For Americans who had a hand in getting the icon of the Mother of God of Kazan back to Russia, its transfer was a prayer answered and a dream denied.
The icon — recently determined to be an 18th-century work — toured the United States in the mid-1970s, with members of the U.S.-based Blue Army venerating it as they prayed the rosary for the conversion of communist Russia, as Our Lady of Fatima had requested.
Peter Anderson, a member of the Seattle archdiocesan ecumenical commission, remembers reading about the icon in Soul, the Blue Army magazine.
But the icon really began to occupy Anderson's time after a 1989 visit to what was then Leningrad — now St. Petersburg — as part of the Leningrad-Seattle sister churches program. An Orthodox deacon explained to him how important the icon was for Russian Christians.
When Metropolitan Alexy of Leningrad, the future Patriarch Alexy II of Moscow, visited Seattle in 1989, Peterson arranged for him to have dinner with Father Frederick Miller, then-executive director of the Blue Army-World Apostolate of Fatima. Father Miller, who now is the spiritual director of seminarians at Rome's North American College, said the dinner at Seattle's Space Needle “was strange.”
The metropolitan and two priests arrived at the popular restaurant at the top of the Space Needle and “sang grace at the top of their lungs. It was quite impressive. Everyone in the restaurant was silent, forks dropped,” Father Miller said Aug. 23. Father Miller said the future patriarch was interested in knowing the specific history of the Blue Army's icon — even then, there were doubts that it was the 16th-century original — and in finding out about the Blue Army.
Nothing was resolved at the meeting. By then, the Blue Army had transferred the icon to the Byzantine chapel of the organization's hotel, the Domus Pacis, in Fatima, Portugal. Anderson was still keen to do something, so he wrote about the icon and its importance to then-Archbishop Edward Cassidy, the new president of the Pontifical Council for Promoting Christian Unity.
Although there were signs of greater religious freedom in the Soviet Union in 1989, the Cathedral of the Mother of God of Kazan in Leningrad was still a government-run “museum of atheism,” Anderson said. The Leningrad-Seattle sister churches program hoped that if the icon were given to then-Metropolitan Alexy — especially if Pope John Paul gave it to him — it would pressure the government to restore the cathedral to its original use as a place of Orthodox worship, Anderson said.

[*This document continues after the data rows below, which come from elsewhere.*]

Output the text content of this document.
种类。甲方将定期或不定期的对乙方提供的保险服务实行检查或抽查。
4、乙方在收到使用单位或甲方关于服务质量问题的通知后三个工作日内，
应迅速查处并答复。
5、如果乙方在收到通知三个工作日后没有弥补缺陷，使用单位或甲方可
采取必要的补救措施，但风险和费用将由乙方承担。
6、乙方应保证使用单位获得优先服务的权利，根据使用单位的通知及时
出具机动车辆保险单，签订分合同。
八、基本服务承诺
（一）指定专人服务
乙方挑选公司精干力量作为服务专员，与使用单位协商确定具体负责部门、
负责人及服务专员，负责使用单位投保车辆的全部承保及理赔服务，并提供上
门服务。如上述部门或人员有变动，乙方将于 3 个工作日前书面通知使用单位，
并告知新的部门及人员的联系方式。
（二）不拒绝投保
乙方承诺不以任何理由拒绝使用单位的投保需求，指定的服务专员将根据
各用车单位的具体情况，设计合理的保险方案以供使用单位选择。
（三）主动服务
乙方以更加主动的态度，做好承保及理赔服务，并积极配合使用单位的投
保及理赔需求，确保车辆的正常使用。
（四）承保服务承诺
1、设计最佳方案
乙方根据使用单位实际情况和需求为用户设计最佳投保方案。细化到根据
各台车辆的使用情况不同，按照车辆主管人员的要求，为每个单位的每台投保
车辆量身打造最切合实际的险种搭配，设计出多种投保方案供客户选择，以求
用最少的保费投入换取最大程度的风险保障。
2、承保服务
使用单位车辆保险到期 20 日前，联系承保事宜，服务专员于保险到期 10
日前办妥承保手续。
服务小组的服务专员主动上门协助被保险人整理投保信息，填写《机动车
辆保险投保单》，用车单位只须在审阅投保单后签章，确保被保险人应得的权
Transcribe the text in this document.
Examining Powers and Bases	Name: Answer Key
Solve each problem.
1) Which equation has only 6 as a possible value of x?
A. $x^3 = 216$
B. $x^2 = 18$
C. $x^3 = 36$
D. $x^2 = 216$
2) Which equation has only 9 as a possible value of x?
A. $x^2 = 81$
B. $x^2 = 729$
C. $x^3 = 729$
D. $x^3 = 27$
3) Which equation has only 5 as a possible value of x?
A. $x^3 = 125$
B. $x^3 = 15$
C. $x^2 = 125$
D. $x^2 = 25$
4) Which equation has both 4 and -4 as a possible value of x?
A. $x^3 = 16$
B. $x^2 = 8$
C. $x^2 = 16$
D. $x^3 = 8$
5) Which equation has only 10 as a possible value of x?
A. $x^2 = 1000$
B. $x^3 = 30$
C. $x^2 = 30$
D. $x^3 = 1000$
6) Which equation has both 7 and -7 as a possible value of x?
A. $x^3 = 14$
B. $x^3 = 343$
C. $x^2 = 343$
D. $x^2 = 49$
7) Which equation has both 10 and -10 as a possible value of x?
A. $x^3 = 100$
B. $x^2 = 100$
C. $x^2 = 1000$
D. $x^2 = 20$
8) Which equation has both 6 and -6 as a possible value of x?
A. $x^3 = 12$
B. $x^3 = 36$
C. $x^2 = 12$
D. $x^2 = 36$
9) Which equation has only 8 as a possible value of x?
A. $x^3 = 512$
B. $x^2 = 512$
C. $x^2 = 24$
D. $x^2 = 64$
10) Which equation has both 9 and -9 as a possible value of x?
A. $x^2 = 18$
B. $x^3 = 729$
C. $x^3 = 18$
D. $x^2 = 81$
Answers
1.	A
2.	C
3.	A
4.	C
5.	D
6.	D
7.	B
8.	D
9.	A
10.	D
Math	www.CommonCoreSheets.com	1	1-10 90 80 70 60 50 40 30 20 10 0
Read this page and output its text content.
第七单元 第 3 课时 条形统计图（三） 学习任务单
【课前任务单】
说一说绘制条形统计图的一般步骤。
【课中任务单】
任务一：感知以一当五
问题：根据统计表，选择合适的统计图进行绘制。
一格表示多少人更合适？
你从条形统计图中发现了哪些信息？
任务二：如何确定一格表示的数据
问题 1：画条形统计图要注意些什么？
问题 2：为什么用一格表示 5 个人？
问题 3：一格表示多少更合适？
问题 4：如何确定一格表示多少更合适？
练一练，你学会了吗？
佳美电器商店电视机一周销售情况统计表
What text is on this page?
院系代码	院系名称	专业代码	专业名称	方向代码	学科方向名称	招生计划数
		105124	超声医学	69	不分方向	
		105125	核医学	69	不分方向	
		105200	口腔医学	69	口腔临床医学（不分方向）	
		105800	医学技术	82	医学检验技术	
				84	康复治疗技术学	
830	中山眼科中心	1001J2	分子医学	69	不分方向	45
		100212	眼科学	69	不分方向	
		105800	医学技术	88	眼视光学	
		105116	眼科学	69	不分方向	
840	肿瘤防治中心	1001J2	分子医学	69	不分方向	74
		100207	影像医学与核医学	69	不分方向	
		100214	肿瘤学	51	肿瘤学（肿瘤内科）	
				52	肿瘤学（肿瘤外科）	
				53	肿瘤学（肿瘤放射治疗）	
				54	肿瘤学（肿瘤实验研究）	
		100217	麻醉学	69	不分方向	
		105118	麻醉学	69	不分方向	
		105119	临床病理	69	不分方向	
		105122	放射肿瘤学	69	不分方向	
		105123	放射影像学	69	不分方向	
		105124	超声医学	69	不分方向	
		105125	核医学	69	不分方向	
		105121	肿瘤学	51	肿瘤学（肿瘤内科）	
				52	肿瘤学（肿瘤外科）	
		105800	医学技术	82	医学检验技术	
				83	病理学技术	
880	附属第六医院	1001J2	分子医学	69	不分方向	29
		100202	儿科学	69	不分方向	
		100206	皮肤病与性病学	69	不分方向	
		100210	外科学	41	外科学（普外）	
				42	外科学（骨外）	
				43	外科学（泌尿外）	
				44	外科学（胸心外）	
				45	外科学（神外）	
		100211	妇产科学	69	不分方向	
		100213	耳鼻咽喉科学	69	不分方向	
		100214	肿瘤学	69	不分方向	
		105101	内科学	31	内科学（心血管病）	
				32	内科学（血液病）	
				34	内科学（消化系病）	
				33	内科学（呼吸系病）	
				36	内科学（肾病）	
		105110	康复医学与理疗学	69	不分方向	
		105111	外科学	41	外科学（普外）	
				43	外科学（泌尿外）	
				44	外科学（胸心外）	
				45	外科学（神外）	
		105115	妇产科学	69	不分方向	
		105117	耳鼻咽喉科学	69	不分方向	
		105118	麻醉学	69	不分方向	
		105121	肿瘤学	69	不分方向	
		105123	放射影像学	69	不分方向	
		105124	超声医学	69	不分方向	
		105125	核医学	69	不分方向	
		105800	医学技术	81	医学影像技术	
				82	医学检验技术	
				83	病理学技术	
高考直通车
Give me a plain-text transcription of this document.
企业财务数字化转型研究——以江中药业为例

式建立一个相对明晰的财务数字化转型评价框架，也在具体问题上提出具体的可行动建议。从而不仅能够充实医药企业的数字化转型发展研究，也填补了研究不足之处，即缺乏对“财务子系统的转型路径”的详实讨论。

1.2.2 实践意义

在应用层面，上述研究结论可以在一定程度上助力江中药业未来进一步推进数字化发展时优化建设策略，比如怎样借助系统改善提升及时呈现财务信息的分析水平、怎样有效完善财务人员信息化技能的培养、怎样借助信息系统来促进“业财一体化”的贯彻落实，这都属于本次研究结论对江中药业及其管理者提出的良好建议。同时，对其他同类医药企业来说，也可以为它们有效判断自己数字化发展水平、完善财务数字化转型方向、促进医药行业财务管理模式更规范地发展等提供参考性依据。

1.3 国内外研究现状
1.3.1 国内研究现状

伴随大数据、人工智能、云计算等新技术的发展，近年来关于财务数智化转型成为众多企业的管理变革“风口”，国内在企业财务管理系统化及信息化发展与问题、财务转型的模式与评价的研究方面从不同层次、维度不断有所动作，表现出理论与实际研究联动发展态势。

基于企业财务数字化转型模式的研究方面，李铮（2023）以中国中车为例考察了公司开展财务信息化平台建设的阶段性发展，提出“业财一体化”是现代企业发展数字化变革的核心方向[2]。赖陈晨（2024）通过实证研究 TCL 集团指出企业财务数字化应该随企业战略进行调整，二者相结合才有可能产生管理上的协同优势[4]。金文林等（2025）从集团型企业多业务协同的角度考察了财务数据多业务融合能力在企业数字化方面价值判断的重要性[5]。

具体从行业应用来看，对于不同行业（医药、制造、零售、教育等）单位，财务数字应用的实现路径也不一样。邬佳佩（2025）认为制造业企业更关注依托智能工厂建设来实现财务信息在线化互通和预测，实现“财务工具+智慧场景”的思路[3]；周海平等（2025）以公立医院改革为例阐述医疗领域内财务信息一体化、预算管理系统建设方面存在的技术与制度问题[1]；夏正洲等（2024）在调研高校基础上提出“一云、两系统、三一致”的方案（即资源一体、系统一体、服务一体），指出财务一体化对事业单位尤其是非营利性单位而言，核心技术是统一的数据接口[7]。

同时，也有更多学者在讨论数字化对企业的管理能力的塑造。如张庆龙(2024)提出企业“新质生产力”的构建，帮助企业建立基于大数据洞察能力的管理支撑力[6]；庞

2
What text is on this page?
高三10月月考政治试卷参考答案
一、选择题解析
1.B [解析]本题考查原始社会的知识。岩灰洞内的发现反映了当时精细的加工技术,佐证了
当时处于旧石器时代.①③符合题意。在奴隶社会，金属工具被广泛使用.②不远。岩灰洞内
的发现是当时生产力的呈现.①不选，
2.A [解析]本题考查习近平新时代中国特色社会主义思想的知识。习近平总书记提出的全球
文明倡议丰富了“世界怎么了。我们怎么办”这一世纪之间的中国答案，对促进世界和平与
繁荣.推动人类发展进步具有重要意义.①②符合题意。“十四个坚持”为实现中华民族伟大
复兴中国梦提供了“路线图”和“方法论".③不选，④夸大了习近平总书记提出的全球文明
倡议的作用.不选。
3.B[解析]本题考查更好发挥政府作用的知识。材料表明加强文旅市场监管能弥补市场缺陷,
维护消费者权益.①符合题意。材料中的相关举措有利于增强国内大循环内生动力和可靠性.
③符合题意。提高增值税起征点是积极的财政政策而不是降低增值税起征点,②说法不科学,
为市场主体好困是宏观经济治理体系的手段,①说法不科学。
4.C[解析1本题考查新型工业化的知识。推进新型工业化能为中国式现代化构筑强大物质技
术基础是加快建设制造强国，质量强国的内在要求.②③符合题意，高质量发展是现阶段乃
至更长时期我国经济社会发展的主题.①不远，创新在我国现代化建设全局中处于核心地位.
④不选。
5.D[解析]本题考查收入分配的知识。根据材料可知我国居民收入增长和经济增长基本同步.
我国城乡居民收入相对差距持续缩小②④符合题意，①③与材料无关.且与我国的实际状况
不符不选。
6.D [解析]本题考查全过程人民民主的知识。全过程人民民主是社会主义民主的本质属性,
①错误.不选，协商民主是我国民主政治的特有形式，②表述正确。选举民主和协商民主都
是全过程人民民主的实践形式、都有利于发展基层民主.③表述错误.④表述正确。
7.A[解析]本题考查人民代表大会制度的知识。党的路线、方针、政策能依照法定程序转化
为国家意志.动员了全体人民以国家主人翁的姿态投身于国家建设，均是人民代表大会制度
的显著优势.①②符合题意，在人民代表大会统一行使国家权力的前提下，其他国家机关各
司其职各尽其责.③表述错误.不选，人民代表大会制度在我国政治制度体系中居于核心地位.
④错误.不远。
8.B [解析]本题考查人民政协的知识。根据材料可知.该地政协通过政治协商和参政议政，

Communications among Anderson, the Blue Army and the Vatican, which still hoped throughout the 1990s that the pope could visit Russia, were “kept top secret,” Anderson said. In 1993, with Father Miller as director of the Blue Army and then-Archbishop Theodore McCar-rick of Newark, N.J., as apostolic visitor of the organization, Pope John Paul asked for the icon.
“The thing that struck me — powerfully — was the ease with which the board of directors agreed to transfer ownership to the Holy Father,” Father Miller said.
“It was grace. It was so simple,” he said. Father Miller said, “I felt the most important thing I did in my five years as director was to get the icon to the Holy See.”
Neither Father Miller nor John Hauf, an editor at Soul from 1988 to 2000, could recall exactly how much the Blue Army paid for the icon, although both said they thought it was less than $50,000. The owner apparently drastically reduced her asking price after Russian Orthodox in the United States withdrew their bid for the icon.
John Paul named Cardinal McCarrick, now archbishop of Washington, to be part of his delegation to take the icon to Moscow and return it Aug. 28.
The fact that the Pope was not making the trip, the cardinal said, “is a sadness for me because I know he wanted to do this himself for no other reason than to honor the Church and people of Russia and their faith and trust in the Mother of God.”